Chemobiological intervention (Team G. Zuber/E. Weiss)
Antibodies are popular tools in biomedical research and they have become valuable for treatment of human pathologies by targeting extracellular ligands. However, their application for blocking disease-triggering intracellular factors or for studying molecular mechanisms inside living animal cells is restricted because proteins do not naturally cross the cell membrane and cannot reach by diffusion intracellular compartments. This limitation should not be minimized because the secreted or membrane-associated proteins account for only approximately 30% of the proteins in animal cells, leaving thus nearly 70% of putative protein targets unreachable.
In the last years, we set up several methodologies for effective intracellular protein delivery and we expended the applicability of antibodies for targeting intracellular effectors within living cells. We have successfully obtained antibodies that block the function of nuclear proteins, such as HPV E6 oncoprotein, PCNA and DNA polymerase alpha after intracellular delivery.
Our main objective is to pursue the development of the immuno-intervention technology. Our focus is on investigating intracellular signaling cascades and post-translational modifications inside living cells.

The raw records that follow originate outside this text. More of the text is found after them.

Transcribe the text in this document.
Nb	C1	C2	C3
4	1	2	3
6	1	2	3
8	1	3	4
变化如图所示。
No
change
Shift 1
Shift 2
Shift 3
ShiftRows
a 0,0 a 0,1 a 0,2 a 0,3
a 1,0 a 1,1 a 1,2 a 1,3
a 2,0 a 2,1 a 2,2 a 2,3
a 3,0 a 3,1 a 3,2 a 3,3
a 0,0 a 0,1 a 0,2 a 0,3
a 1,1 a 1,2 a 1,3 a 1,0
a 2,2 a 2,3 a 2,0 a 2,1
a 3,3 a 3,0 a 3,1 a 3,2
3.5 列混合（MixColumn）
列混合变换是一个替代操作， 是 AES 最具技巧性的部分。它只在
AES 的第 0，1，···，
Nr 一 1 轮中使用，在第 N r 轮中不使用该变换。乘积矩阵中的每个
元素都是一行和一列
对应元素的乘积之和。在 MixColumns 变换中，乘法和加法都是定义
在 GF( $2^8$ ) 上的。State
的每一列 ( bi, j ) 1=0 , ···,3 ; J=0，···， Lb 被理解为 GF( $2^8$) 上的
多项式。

The immuno-intervention technology may be of particular interest for monitoring the efficiency of anticancer treatment at early stages. As a proof of concept, we are measuring the phosphorylation of the histone H2AX, an event marking DNA damage, using antibodies and alpaca-derived nanobodies. The nanobodies are generated in house by phage-display. In parallel, we develop high affinity probes for electron microscopy imaging by addition of synthetic functionality to the antibody fragments.